The apparatuses and methods described in this application may be partially or fully implemented by a special purpose computer created by configuring a general purpose computer to execute one or more particular functions embodied in computer programs. The functional blocks and flowchart elements described above serve as software specifications, which can be translated into the computer programs by the routine work of a skilled technician or programmer.

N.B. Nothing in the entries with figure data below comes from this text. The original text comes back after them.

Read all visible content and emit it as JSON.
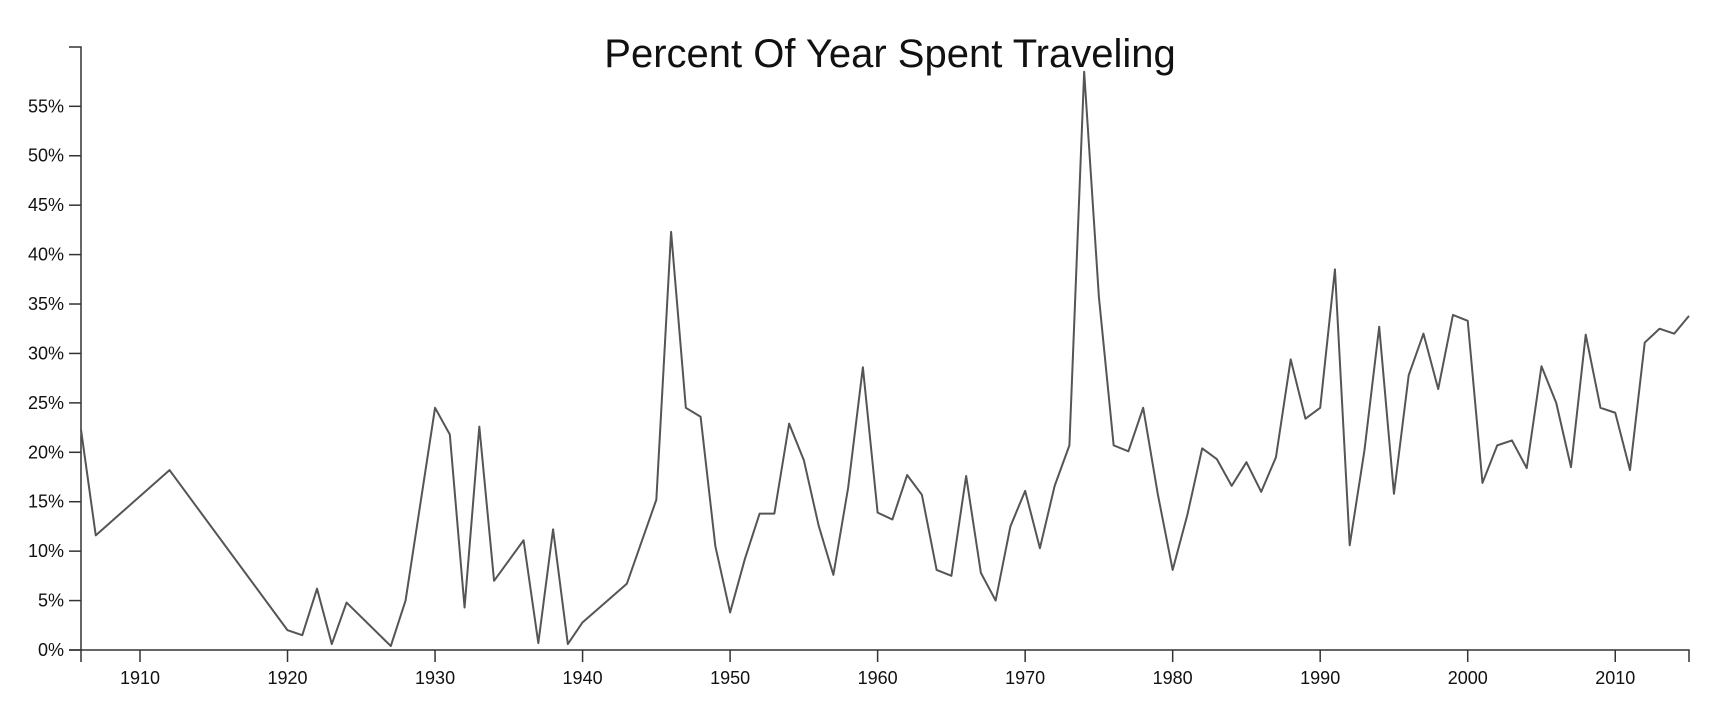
{
  "chart_data": {
    "type": "line",
    "title": "Percent Of Year Spent Traveling",
    "xlabel": "",
    "ylabel": "",
    "xlim": [
      1906,
      2015
    ],
    "ylim": [
      0,
      61
    ],
    "x_ticks": [
      1910,
      1920,
      1930,
      1940,
      1950,
      1960,
      1970,
      1980,
      1990,
      2000,
      2010
    ],
    "x_tick_labels": [
      "1910",
      "1920",
      "1930",
      "1940",
      "1950",
      "1960",
      "1970",
      "1980",
      "1990",
      "2000",
      "2010"
    ],
    "y_ticks": [
      0,
      5,
      10,
      15,
      20,
      25,
      30,
      35,
      40,
      45,
      50,
      55
    ],
    "y_tick_labels": [
      "0%",
      "5%",
      "10%",
      "15%",
      "20%",
      "25%",
      "30%",
      "35%",
      "40%",
      "45%",
      "50%",
      "55%"
    ],
    "grid": false,
    "series": [
      {
        "color": "#555555",
        "x": [
          1906,
          1907,
          1912,
          1920,
          1921,
          1922,
          1923,
          1924,
          1927,
          1928,
          1930,
          1931,
          1932,
          1933,
          1934,
          1936,
          1937,
          1938,
          1939,
          1940,
          1943,
          1945,
          1946,
          1947,
          1948,
          1949,
          1950,
          1951,
          1952,
          1953,
          1954,
          1955,
          1956,
          1957,
          1958,
          1959,
          1960,
          1961,
          1962,
          1963,
          1964,
          1965,
          1966,
          1967,
          1968,
          1969,
          1970,
          1971,
          1972,
          1973,
          1974,
          1975,
          1976,
          1977,
          1978,
          1979,
          1980,
          1981,
          1982,
          1983,
          1984,
          1985,
          1986,
          1987,
          1988,
          1989,
          1990,
          1991,
          1992,
          1993,
          1994,
          1995,
          1996,
          1997,
          1998,
          1999,
          2000,
          2001,
          2002,
          2003,
          2004,
          2005,
          2006,
          2007,
          2008,
          2009,
          2010,
          2011,
          2012,
          2013,
          2014,
          2015
        ],
        "values": [
          22.3,
          11.6,
          18.2,
          2.0,
          1.5,
          6.2,
          0.6,
          4.8,
          0.4,
          5.0,
          24.5,
          21.8,
          4.3,
          22.6,
          7.0,
          11.1,
          0.7,
          12.2,
          0.6,
          2.8,
          6.7,
          15.2,
          42.3,
          24.5,
          23.6,
          10.5,
          3.8,
          9.2,
          13.8,
          13.8,
          22.9,
          19.2,
          12.6,
          7.6,
          16.4,
          28.6,
          13.9,
          13.2,
          17.7,
          15.7,
          8.1,
          7.5,
          17.6,
          7.8,
          5.0,
          12.5,
          16.1,
          10.3,
          16.6,
          20.7,
          58.5,
          35.7,
          20.7,
          20.1,
          24.5,
          15.7,
          8.1,
          13.7,
          20.4,
          19.3,
          16.6,
          19.0,
          16.0,
          19.5,
          29.4,
          23.4,
          24.5,
          38.5,
          10.6,
          20.2,
          32.7,
          15.8,
          27.8,
          32.0,
          26.4,
          33.9,
          33.3,
          16.9,
          20.7,
          21.2,
          18.4,
          28.7,
          25.0,
          18.5,
          31.9,
          24.5,
          24.0,
          18.2,
          31.1,
          32.5,
          32.0,
          33.8
        ]
      }
    ]
  }
}
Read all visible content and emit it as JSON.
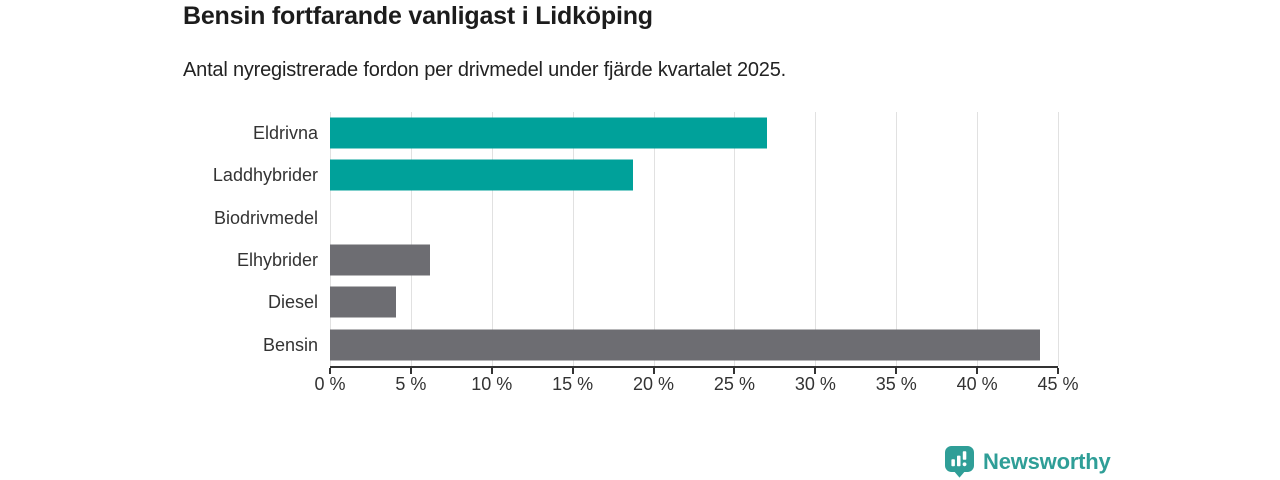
{
  "colors": {
    "teal": "#00a19a",
    "gray": "#6d6d72",
    "grid": "#e1e1e1",
    "axis": "#333333",
    "tick_text": "#333333",
    "title_text": "#1c1c1c",
    "brand_teal": "#2f9e97"
  },
  "chart_data": {
    "type": "bar",
    "orientation": "horizontal",
    "title": "Bensin fortfarande vanligast i Lidköping",
    "subtitle": "Antal nyregistrerade fordon per drivmedel under fjärde kvartalet 2025.",
    "unit": "%",
    "categories": [
      "Eldrivna",
      "Laddhybrider",
      "Biodrivmedel",
      "Elhybrider",
      "Diesel",
      "Bensin"
    ],
    "values": [
      27,
      18.7,
      0,
      6.2,
      4.1,
      43.9
    ],
    "bar_colors": [
      "teal",
      "teal",
      "teal",
      "gray",
      "gray",
      "gray"
    ],
    "xlabel": "",
    "ylabel": "",
    "xlim": [
      0,
      45
    ],
    "x_ticks": [
      0,
      5,
      10,
      15,
      20,
      25,
      30,
      35,
      40,
      45
    ],
    "x_tick_labels": [
      "0 %",
      "5 %",
      "10 %",
      "15 %",
      "20 %",
      "25 %",
      "30 %",
      "35 %",
      "40 %",
      "45 %"
    ],
    "grid": true,
    "legend": false
  },
  "footer": {
    "brand": "Newsworthy",
    "logo_icon": "newsworthy-pin-bar-chart-icon"
  }
}
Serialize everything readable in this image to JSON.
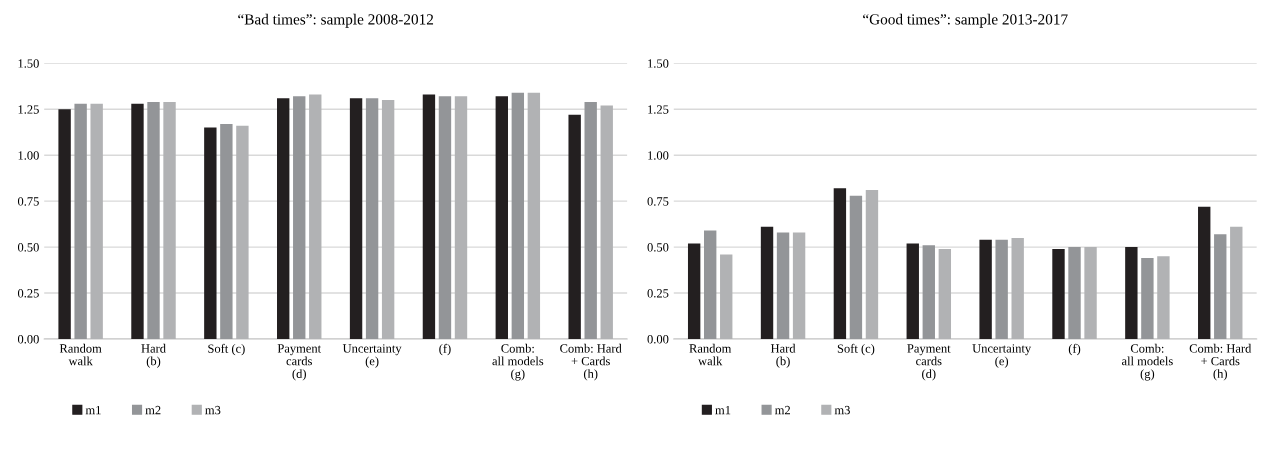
{
  "chart_data": [
    {
      "type": "bar",
      "title": "“Bad times”: sample 2008-2012",
      "categories": [
        "Random\nwalk",
        "Hard\n(b)",
        "Soft (c)",
        "Payment\ncards\n(d)",
        "Uncertainty\n(e)",
        "(f)",
        "Comb:\nall models\n(g)",
        "Comb: Hard\n+ Cards\n(h)"
      ],
      "series": [
        {
          "name": "m1",
          "color": "#231f20",
          "values": [
            1.25,
            1.28,
            1.15,
            1.31,
            1.31,
            1.33,
            1.32,
            1.22
          ]
        },
        {
          "name": "m2",
          "color": "#939598",
          "values": [
            1.28,
            1.29,
            1.17,
            1.32,
            1.31,
            1.32,
            1.34,
            1.29
          ]
        },
        {
          "name": "m3",
          "color": "#b1b2b4",
          "values": [
            1.28,
            1.29,
            1.16,
            1.33,
            1.3,
            1.32,
            1.34,
            1.27
          ]
        }
      ],
      "ylim": [
        0,
        1.5
      ],
      "yticks": [
        {
          "value": 0,
          "label": "0.00"
        },
        {
          "value": 0.25,
          "label": "0.25"
        },
        {
          "value": 0.5,
          "label": "0.50"
        },
        {
          "value": 0.75,
          "label": "0.75"
        },
        {
          "value": 1,
          "label": "1.00"
        },
        {
          "value": 1.25,
          "label": "1.25"
        },
        {
          "value": 1.5,
          "label": "1.50"
        }
      ],
      "grid": "y",
      "legend": "bottom"
    },
    {
      "type": "bar",
      "title": "“Good times”: sample 2013-2017",
      "categories": [
        "Random\nwalk",
        "Hard\n(b)",
        "Soft (c)",
        "Payment\ncards\n(d)",
        "Uncertainty\n(e)",
        "(f)",
        "Comb:\nall models\n(g)",
        "Comb: Hard\n+ Cards\n(h)"
      ],
      "series": [
        {
          "name": "m1",
          "color": "#231f20",
          "values": [
            0.52,
            0.61,
            0.82,
            0.52,
            0.54,
            0.49,
            0.5,
            0.72
          ]
        },
        {
          "name": "m2",
          "color": "#939598",
          "values": [
            0.59,
            0.58,
            0.78,
            0.51,
            0.54,
            0.5,
            0.44,
            0.57
          ]
        },
        {
          "name": "m3",
          "color": "#b1b2b4",
          "values": [
            0.46,
            0.58,
            0.81,
            0.49,
            0.55,
            0.5,
            0.45,
            0.61
          ]
        }
      ],
      "ylim": [
        0,
        1.5
      ],
      "yticks": [
        {
          "value": 0,
          "label": "0.00"
        },
        {
          "value": 0.25,
          "label": "0.25"
        },
        {
          "value": 0.5,
          "label": "0.50"
        },
        {
          "value": 0.75,
          "label": "0.75"
        },
        {
          "value": 1,
          "label": "1.00"
        },
        {
          "value": 1.25,
          "label": "1.25"
        },
        {
          "value": 1.5,
          "label": "1.50"
        }
      ],
      "grid": "y",
      "legend": "bottom"
    }
  ]
}
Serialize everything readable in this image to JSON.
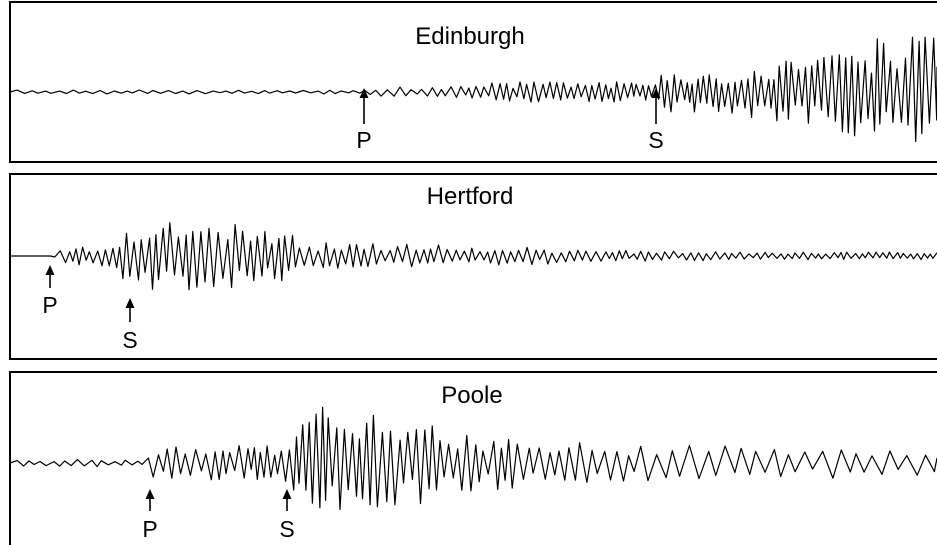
{
  "panels": [
    {
      "title": "Edinburgh",
      "markers": [
        {
          "label": "P"
        },
        {
          "label": "S"
        }
      ]
    },
    {
      "title": "Hertford",
      "markers": [
        {
          "label": "P"
        },
        {
          "label": "S"
        }
      ]
    },
    {
      "title": "Poole",
      "markers": [
        {
          "label": "P"
        },
        {
          "label": "S"
        }
      ]
    }
  ],
  "colors": {
    "trace": "#000000",
    "background": "#ffffff"
  }
}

Although described with reference to specific examples and drawings, modifications, additions and substitutions of example embodiments may be variously made according to the description by those of ordinary skill in the art. For example, the described techniques may be performed in an order different with that of the methods described, and/or components such as the described system, architecture, devices, circuit, and the like, may be connected or combined to be different from the above-described methods, or results may be appropriately achieved by other components or equivalents.
Wherever meaningful, individual embodiments or their individual aspects and features can be combined or exchanged with one another without limiting or widening the scope of the present invention. Advantages which are described with respect to one embodiment of the present invention are, wherever applicable, also advantageous to other embodiments of the present invention. Independent of the grammatical term usage, individuals with male, female or other gender identities are included within the term.
Although the present invention has been shown and described with respect to certain example embodiments, equivalents and modifications will occur to others skilled in the art upon the reading and understanding of the specification. The present invention includes all such equivalents and modifications and is limited only by the scope of the appended claims.
Number | Date | Country | Kind |
---|---|---|---|
10 2023 209 304.9 | Sep 2023 | DE | national |
The present application claims priority under 35 U.S.C. § 119 to German Patent Application No. 10 2023 209 304.9, filed Sep. 22, 2023, the entire contents of which is incorporated herein by reference.